MacVeigh interrupted him.
"No, it's not," he said, softly. "She loved him-- as much as the girl
down there will ever love you, Pelly, and when I tell her what has
happened-- her heart will break. That can't bring happiness-- for me
!"
The hours of that day bore leaden weights for Billy. The two men made
their plans. A number of the Eskimos agreed to accompany Pelliter as
far as Eskimo Point, whence he would make his way alone to Churchill.
Billy would strike south to the Little Beaver in search of Couchée's
cabin and Isobel. He was glad when night came. It was late when he
went to the door, opened it, and looked out.
In the edge of the timber-line it was black, black not only with the
gloom of night, but with the concentrated darkness of spruce and
balsam and a sky so low and thick that one could almost hear the
wailing swish of it overhead like the steady sobbing of surf on a
seashore. It was black, save for the small circles of light made by
the Eskimo fires, about which half a hundred of the little brown men
sat or crouched. The masters of the camp were all awake, but twice as
many dogs, exhausted and footsore, lay curled in heaps, as inanimate
as if dead. There was present a strange silence and a strange and
unnatural gloom that was not of the night alone, a silence broken only
by the low moaning of the wind out on the Barren, the restlessness in
the air above the tree-tops, and the crackling of the fires. The
Eskimos were as motionless as so many dead men. Their round,
expressionless eyes were wide open. They sat or crouched with their
backs to the Barren, their faces turned into the still deeper
blackness of the forest. Some distance away, like a star, there
gleamed the small and steady light in the cabin window. For two hours
the eyes of those about the fires had been fixed on that light. And at
intervals there had risen from among the stony-faced watchers the
little chief, whose clacking voice joined for a few moments each time
the wailing of the wind, the swish of the low-hanging sky, and the
crackling of the fires. But there was sound of no other voice or
movement. He alone moved and spoke, for to the others the clacking
sounds he made was speech, words spoken each time for the man who lay
dead in the cabin.
A dozen times Pelliter and MacVeigh had looked out to the fires, and
looked each time at the hour. This time Billy said:
"They're moving, Pelly! They're jumping to their feet and coming this
way!" He looked at his watch again. "They're mighty good guessers.

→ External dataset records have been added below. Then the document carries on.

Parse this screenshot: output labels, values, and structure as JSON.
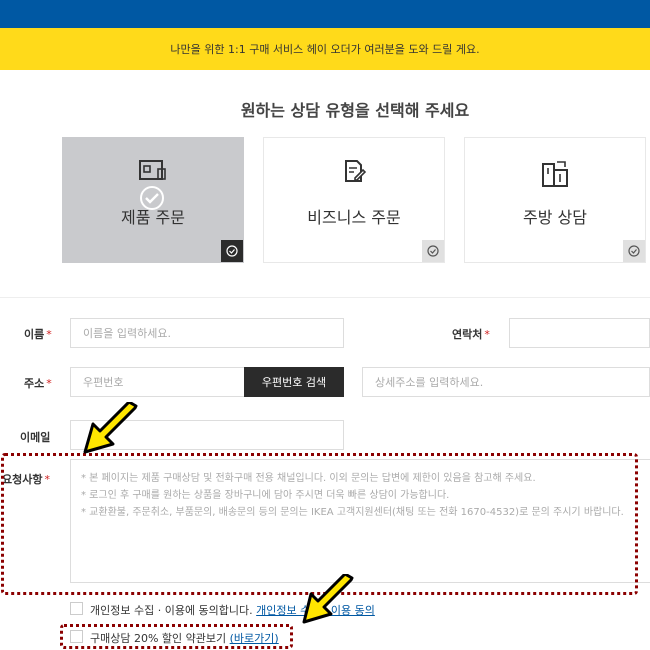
{
  "banner": {
    "text": "나만을 위한 1:1 구매 서비스 헤이 오더가 여러분을 도와 드릴 게요."
  },
  "heading": "원하는 상담 유형을 선택해 주세요",
  "cards": [
    {
      "label": "제품 주문",
      "icon": "store-icon",
      "selected": true
    },
    {
      "label": "비즈니스 주문",
      "icon": "edit-document-icon",
      "selected": false
    },
    {
      "label": "주방 상담",
      "icon": "kitchen-icon",
      "selected": false
    }
  ],
  "form": {
    "name_label": "이름",
    "name_placeholder": "이름을 입력하세요.",
    "contact_label": "연락처",
    "address_label": "주소",
    "zipcode_placeholder": "우편번호",
    "zipcode_button": "우편번호 검색",
    "detail_address_placeholder": "상세주소를 입력하세요.",
    "email_label": "이메일",
    "request_label": "요청사항",
    "request_lines": [
      "* 본 페이지는 제품 구매상담 및 전화구매 전용 채널입니다. 이외 문의는 답변에 제한이 있음을 참고해 주세요.",
      "* 로그인 후 구매를 원하는 상품을 장바구니에 담아 주시면 더욱 빠른 상담이 가능합니다.",
      "* 교환환불, 주문취소, 부품문의, 배송문의 등의 문의는 IKEA 고객지원센터(채팅 또는 전화 1670-4532)로 문의 주시기 바랍니다."
    ],
    "required_mark": "*"
  },
  "consents": {
    "privacy_text": "개인정보 수집 · 이용에 동의합니다.",
    "privacy_link": "개인정보 수집 · 이용 동의",
    "discount_text": "구매상담 20% 할인 약관보기",
    "discount_link": "(바로가기)"
  },
  "colors": {
    "top_bar": "#0058a3",
    "banner": "#ffda1a",
    "annotation": "#8b0000",
    "arrow": "#ffe600"
  }
}
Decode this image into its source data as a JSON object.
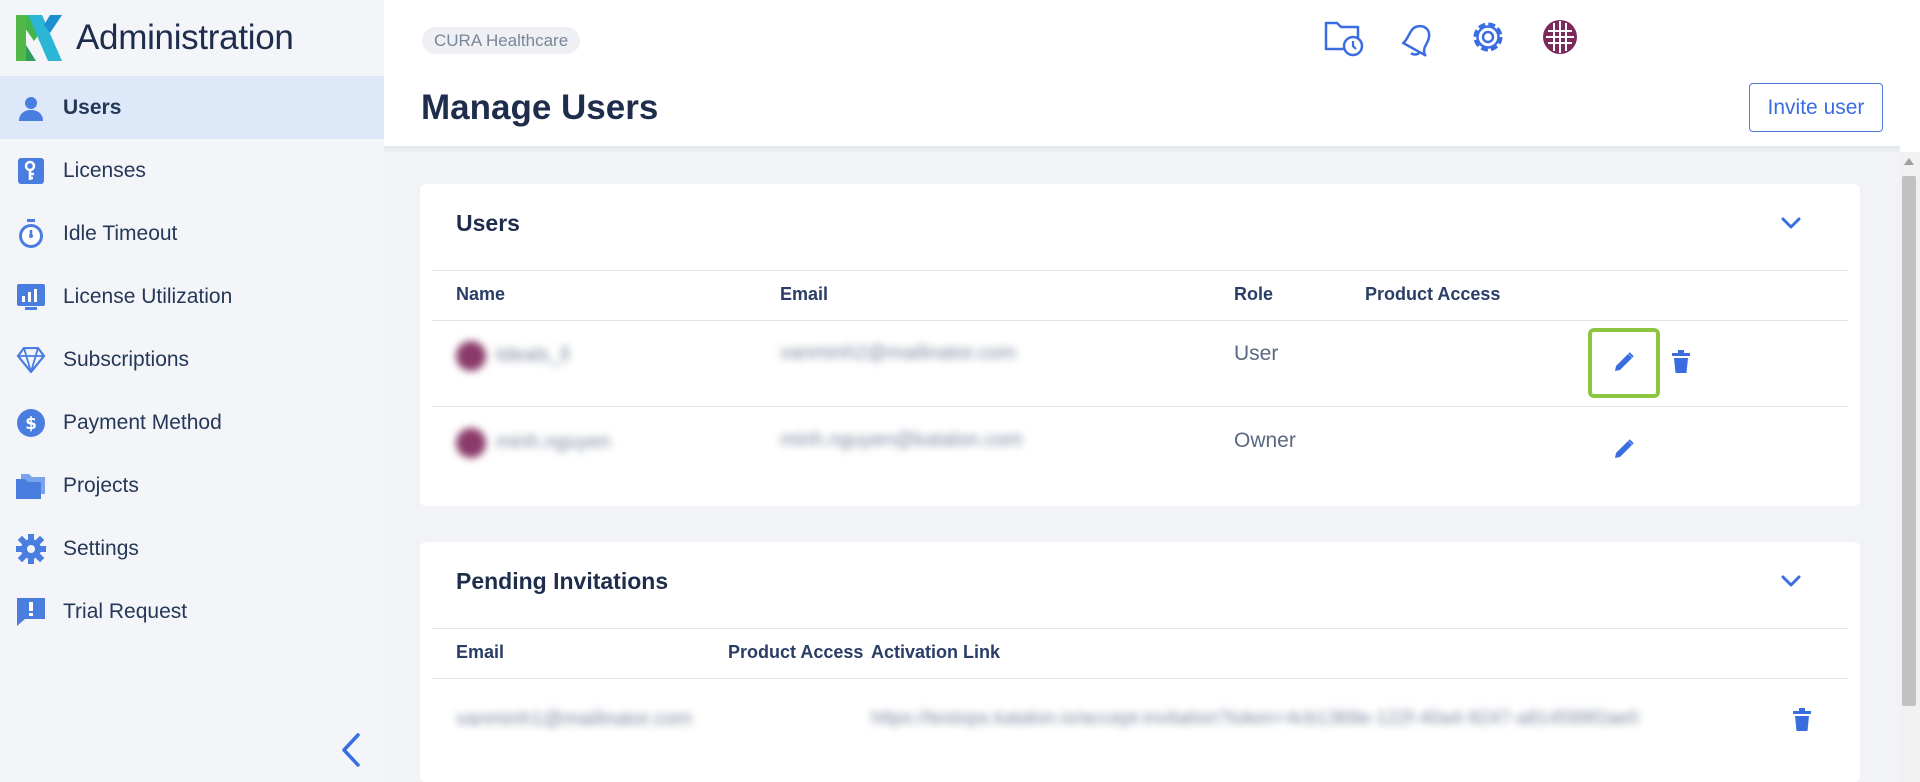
{
  "app": {
    "title": "Administration",
    "org": "CURA Healthcare"
  },
  "sidebar": {
    "items": [
      {
        "label": "Users",
        "icon": "user-icon",
        "active": true
      },
      {
        "label": "Licenses",
        "icon": "license-key-icon"
      },
      {
        "label": "Idle Timeout",
        "icon": "stopwatch-icon"
      },
      {
        "label": "License Utilization",
        "icon": "chart-monitor-icon"
      },
      {
        "label": "Subscriptions",
        "icon": "diamond-icon"
      },
      {
        "label": "Payment Method",
        "icon": "dollar-coin-icon"
      },
      {
        "label": "Projects",
        "icon": "folders-icon"
      },
      {
        "label": "Settings",
        "icon": "gear-icon"
      },
      {
        "label": "Trial Request",
        "icon": "alert-message-icon"
      }
    ]
  },
  "topbar": {
    "icons": [
      "folder-clock-icon",
      "bell-icon",
      "settings-gear-icon",
      "avatar-icon"
    ]
  },
  "page": {
    "title": "Manage Users",
    "invite_label": "Invite user"
  },
  "users": {
    "title": "Users",
    "columns": {
      "name": "Name",
      "email": "Email",
      "role": "Role",
      "product_access": "Product Access"
    },
    "rows": [
      {
        "name": "tdeals_ll",
        "email": "vanminh2@mailinator.com",
        "role": "User",
        "product_access": ""
      },
      {
        "name": "minh.nguyen",
        "email": "minh.nguyen@katalon.com",
        "role": "Owner",
        "product_access": ""
      }
    ]
  },
  "pending": {
    "title": "Pending Invitations",
    "columns": {
      "email": "Email",
      "product_access": "Product Access",
      "activation_link": "Activation Link"
    },
    "rows": [
      {
        "email": "vanminh1@mailinator.com",
        "product_access": "",
        "activation_link": "https://testops.katalon.io/accept-invitation?token=4cb1368e-122f-40a4-9247-a814599f2ae0"
      }
    ]
  },
  "colors": {
    "accent": "#3a6ee0",
    "highlight": "#8cc63f",
    "sidebar_active": "#dde9f8"
  }
}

It's a quarter after twelve. When a chief or a big man dies they bury
him in the first hour of the new day. They're coming after Deane."

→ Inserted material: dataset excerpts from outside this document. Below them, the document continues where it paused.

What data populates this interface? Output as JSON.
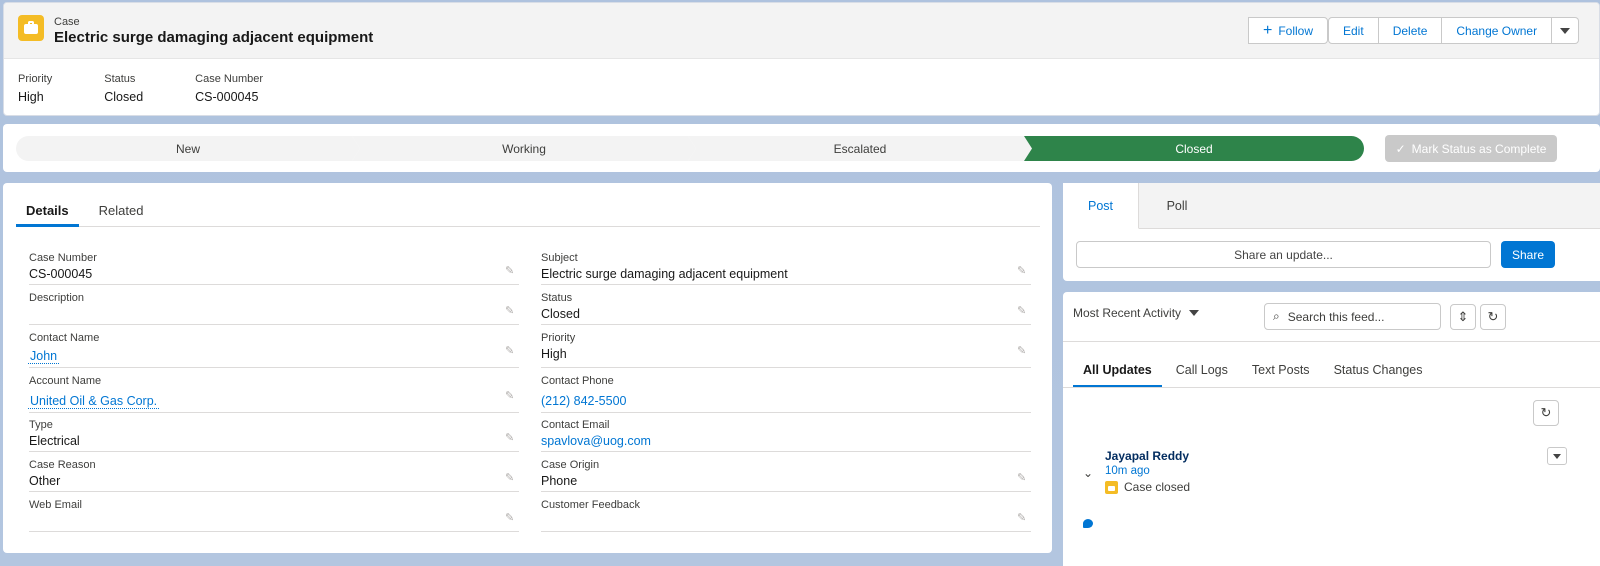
{
  "header": {
    "object_label": "Case",
    "title": "Electric surge damaging adjacent equipment",
    "buttons": {
      "follow": "Follow",
      "edit": "Edit",
      "delete": "Delete",
      "change_owner": "Change Owner"
    },
    "icon": "briefcase-icon",
    "icon_color": "#f4bc25"
  },
  "highlights": [
    {
      "label": "Priority",
      "value": "High"
    },
    {
      "label": "Status",
      "value": "Closed"
    },
    {
      "label": "Case Number",
      "value": "CS-000045"
    }
  ],
  "path": {
    "steps": [
      "New",
      "Working",
      "Escalated",
      "Closed"
    ],
    "current": "Closed",
    "current_color": "#2e844a",
    "mark_complete_label": "Mark Status as Complete"
  },
  "details": {
    "tabs": [
      "Details",
      "Related"
    ],
    "active_tab": "Details",
    "left_fields": [
      {
        "label": "Case Number",
        "value": "CS-000045"
      },
      {
        "label": "Description",
        "value": ""
      },
      {
        "label": "Contact Name",
        "value": "John"
      },
      {
        "label": "Account Name",
        "value": "United Oil & Gas Corp."
      },
      {
        "label": "Type",
        "value": "Electrical"
      },
      {
        "label": "Case Reason",
        "value": "Other"
      },
      {
        "label": "Web Email",
        "value": ""
      }
    ],
    "right_fields": [
      {
        "label": "Subject",
        "value": "Electric surge damaging adjacent equipment"
      },
      {
        "label": "Status",
        "value": "Closed"
      },
      {
        "label": "Priority",
        "value": "High"
      },
      {
        "label": "Contact Phone",
        "value": "(212) 842-5500"
      },
      {
        "label": "Contact Email",
        "value": "spavlova@uog.com"
      },
      {
        "label": "Case Origin",
        "value": "Phone"
      },
      {
        "label": "Customer Feedback",
        "value": ""
      }
    ]
  },
  "chatter": {
    "tabs": [
      "Post",
      "Poll"
    ],
    "active_tab": "Post",
    "share_placeholder": "Share an update...",
    "share_button": "Share"
  },
  "feed": {
    "sort_label": "Most Recent Activity",
    "search_placeholder": "Search this feed...",
    "tabs": [
      "All Updates",
      "Call Logs",
      "Text Posts",
      "Status Changes"
    ],
    "active_tab": "All Updates",
    "post": {
      "author": "Jayapal Reddy",
      "time": "10m ago",
      "body": "Case closed"
    }
  },
  "accent_color": "#0176d3"
}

He opened the door and stepped out into the night. Pelliter joined
him. The Eskimos advanced without a sound and stopped in a shadowy
group twenty paces from the cabin. Five of these little fur-clad men
detached themselves from the others and filed into the cabin, with the
chief man at their head. As they bent over Deane they began to chant a
low monotone which awakened little Isobel, who sat up and stared
sleepily at the strange scene. Billy went to her and gathered her
close in his arms. She was sleeping again when he put her down among
the blankets. The Eskimos were gone with their burden. He could hear
the low chanting of the tribe.
"I found her, and I thought she was mine," said Pelliter's low voice
at his side. "But she ain't, Billy. She's yours."
MacVeigh broke in on him as though he had not heard.

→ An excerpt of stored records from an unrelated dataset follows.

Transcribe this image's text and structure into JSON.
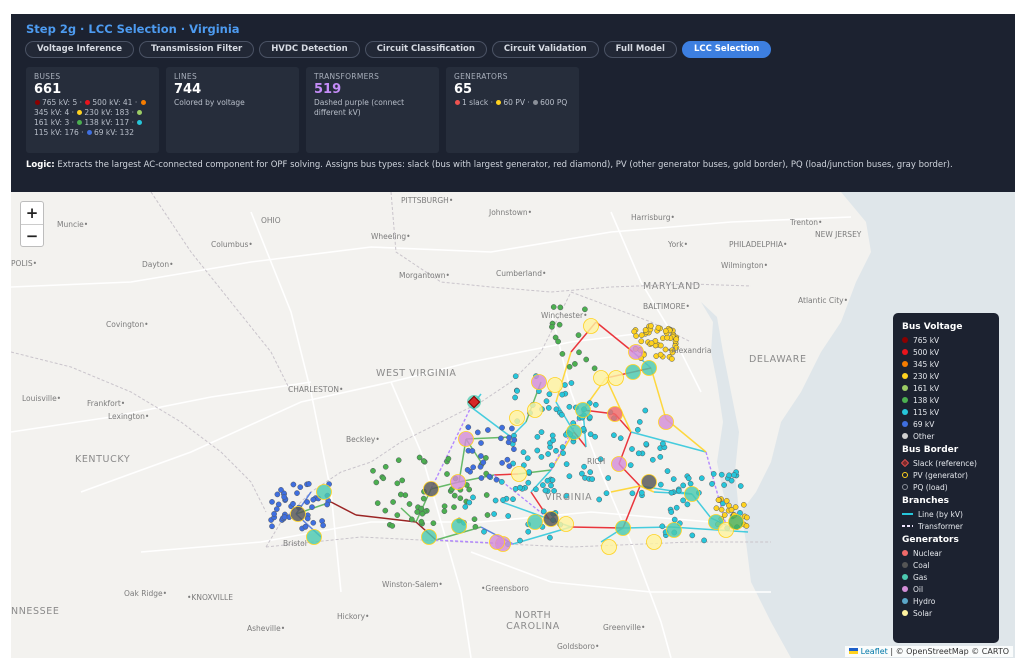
{
  "header": {
    "title": "Step 2g · LCC Selection · Virginia",
    "tabs": [
      {
        "label": "Voltage Inference",
        "active": false
      },
      {
        "label": "Transmission Filter",
        "active": false
      },
      {
        "label": "HVDC Detection",
        "active": false
      },
      {
        "label": "Circuit Classification",
        "active": false
      },
      {
        "label": "Circuit Validation",
        "active": false
      },
      {
        "label": "Full Model",
        "active": false
      },
      {
        "label": "LCC Selection",
        "active": true
      }
    ]
  },
  "cards": {
    "buses": {
      "label": "BUSES",
      "value": "661",
      "items": [
        {
          "text": "765 kV: 5",
          "color": "#8b0000"
        },
        {
          "text": "500 kV: 41",
          "color": "#e8141c"
        },
        {
          "text": "345 kV: 4",
          "color": "#f57c00"
        },
        {
          "text": "230 kV: 183",
          "color": "#ffd21f"
        },
        {
          "text": "161 kV: 3",
          "color": "#9ccc65"
        },
        {
          "text": "138 kV: 117",
          "color": "#4caf50"
        },
        {
          "text": "115 kV: 176",
          "color": "#26c6da"
        },
        {
          "text": "69 kV: 132",
          "color": "#3f6fe0"
        }
      ]
    },
    "lines": {
      "label": "LINES",
      "value": "744",
      "sub": "Colored by voltage"
    },
    "transformers": {
      "label": "TRANSFORMERS",
      "value": "519",
      "sub": "Dashed purple (connect different kV)"
    },
    "generators": {
      "label": "GENERATORS",
      "value": "65",
      "items": [
        {
          "text": "1 slack",
          "color": "#ef5350"
        },
        {
          "text": "60 PV",
          "color": "#ffd21f"
        },
        {
          "text": "600 PQ",
          "color": "#8a8f98"
        }
      ]
    }
  },
  "logic": {
    "label": "Logic:",
    "text": "Extracts the largest AC-connected component for OPF solving. Assigns bus types: slack (bus with largest generator, red diamond), PV (other generator buses, gold border), PQ (load/junction buses, gray border)."
  },
  "map": {
    "zoom_in": "+",
    "zoom_out": "−",
    "places": [
      {
        "id": "pittsburgh",
        "text": "PITTSBURGH•"
      },
      {
        "id": "johnstown",
        "text": "Johnstown•"
      },
      {
        "id": "harrisburg",
        "text": "Harrisburg•"
      },
      {
        "id": "trenton",
        "text": "Trenton•"
      },
      {
        "id": "new-jersey",
        "text": "NEW JERSEY"
      },
      {
        "id": "ohio",
        "text": "OHIO"
      },
      {
        "id": "muncie",
        "text": "Muncie•"
      },
      {
        "id": "columbus",
        "text": "Columbus•"
      },
      {
        "id": "wheeling",
        "text": "Wheeling•"
      },
      {
        "id": "york",
        "text": "York•"
      },
      {
        "id": "philadelphia",
        "text": "PHILADELPHIA•"
      },
      {
        "id": "polis",
        "text": "POLIS•"
      },
      {
        "id": "dayton",
        "text": "Dayton•"
      },
      {
        "id": "morgantown",
        "text": "Morgantown•"
      },
      {
        "id": "cumberland",
        "text": "Cumberland•"
      },
      {
        "id": "wilmington",
        "text": "Wilmington•"
      },
      {
        "id": "maryland",
        "text": "MARYLAND"
      },
      {
        "id": "baltimore",
        "text": "BALTIMORE•"
      },
      {
        "id": "atlantic-city",
        "text": "Atlantic City•"
      },
      {
        "id": "covington",
        "text": "Covington•"
      },
      {
        "id": "winchester",
        "text": "Winchester•"
      },
      {
        "id": "alexandria",
        "text": "•Alexandria"
      },
      {
        "id": "west-virginia",
        "text": "WEST VIRGINIA"
      },
      {
        "id": "delaware",
        "text": "DELAWARE"
      },
      {
        "id": "charleston",
        "text": "CHARLESTON•"
      },
      {
        "id": "louisville",
        "text": "Louisville•"
      },
      {
        "id": "frankfort",
        "text": "Frankfort•"
      },
      {
        "id": "lexington",
        "text": "Lexington•"
      },
      {
        "id": "beckley",
        "text": "Beckley•"
      },
      {
        "id": "kentucky",
        "text": "KENTUCKY"
      },
      {
        "id": "richmond",
        "text": "RICH"
      },
      {
        "id": "virginia",
        "text": "VIRGINIA"
      },
      {
        "id": "bristol",
        "text": "Bristol"
      },
      {
        "id": "winston-salem",
        "text": "Winston-Salem•"
      },
      {
        "id": "greensboro",
        "text": "•Greensboro"
      },
      {
        "id": "oak-ridge",
        "text": "Oak Ridge•"
      },
      {
        "id": "knoxville",
        "text": "•KNOXVILLE"
      },
      {
        "id": "nessee",
        "text": "NNESSEE"
      },
      {
        "id": "north-carolina",
        "text": "NORTH CAROLINA"
      },
      {
        "id": "hickory",
        "text": "Hickory•"
      },
      {
        "id": "asheville",
        "text": "Asheville•"
      },
      {
        "id": "greenville",
        "text": "Greenville•"
      },
      {
        "id": "goldsboro",
        "text": "Goldsboro•"
      }
    ]
  },
  "legend": {
    "bus_voltage_title": "Bus Voltage",
    "bus_voltage": [
      {
        "label": "765 kV",
        "color": "#8b0000"
      },
      {
        "label": "500 kV",
        "color": "#e8141c"
      },
      {
        "label": "345 kV",
        "color": "#f57c00"
      },
      {
        "label": "230 kV",
        "color": "#ffd21f"
      },
      {
        "label": "161 kV",
        "color": "#9ccc65"
      },
      {
        "label": "138 kV",
        "color": "#4caf50"
      },
      {
        "label": "115 kV",
        "color": "#26c6da"
      },
      {
        "label": "69 kV",
        "color": "#3f6fe0"
      },
      {
        "label": "Other",
        "color": "#d0d0d0"
      }
    ],
    "bus_border_title": "Bus Border",
    "bus_border": [
      {
        "label": "Slack (reference)",
        "color": "#e05050"
      },
      {
        "label": "PV (generator)",
        "color": "#ffd21f"
      },
      {
        "label": "PQ (load)",
        "color": "#8a8f98"
      }
    ],
    "branches_title": "Branches",
    "branches": [
      {
        "label": "Line (by kV)",
        "color": "#26c6da"
      },
      {
        "label": "Transformer",
        "color": "#f0e6ff"
      }
    ],
    "generators_title": "Generators",
    "generators": [
      {
        "label": "Nuclear",
        "color": "#f06a6a"
      },
      {
        "label": "Coal",
        "color": "#555555"
      },
      {
        "label": "Gas",
        "color": "#4cc9b0"
      },
      {
        "label": "Oil",
        "color": "#d48ed8"
      },
      {
        "label": "Hydro",
        "color": "#5ba7c9"
      },
      {
        "label": "Solar",
        "color": "#fff3a0"
      }
    ]
  },
  "attribution": {
    "leaflet": "Leaflet",
    "rest": " | © OpenStreetMap © CARTO"
  }
}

"You better get to bed, Pelly," he warned. "That arm needs rest. I'm
going out to see where they bury him."
He put on his cap and heavy coat and went as far as the door, then
turned back. From his kit he took a belt-ax and nails.
The wind was blowing more strongly over the Barren, and MacVeigh could
no longer hear the low lament of the Eskimos. He moved toward their
fires, and found them deserted of men, only the dogs rema g in their
deathlike sleep. And then, far down the edge of the timber, he saw a
flare of light. Five minutes later he stood hidden in a deep shadow, a
few paces from the Eskimos. They had dug the grave early in the
evening, out on the great snow-plain, free of the trees; and as the
fire they had built lighted up their dark, round faces MacVeigh saw
the five little black men who had borne forth Scottie Deane leaning
over the shallow hole in the frozen earth. Scottie was already gone.
The earth and ice and frozen moss were falling in upon him, and not a
sound fell now from the thick lips of his savage mourners. In a few
minutes the crude work was done, and like a thin black shadow the
natives filed back to their camp. Only one remained, sitting
cross-legged at the head of the grave, his long narwhal spear at his
back. It was O-gluck-gluck, the Eskimo chief, guarding the dead man
from the devils who come to steal body and soul during the first few
hours of burial.
Billy went deeper into the forest until he found a thin, straight
sapling, which he cut down with half a dozen strokes of his belt-ax.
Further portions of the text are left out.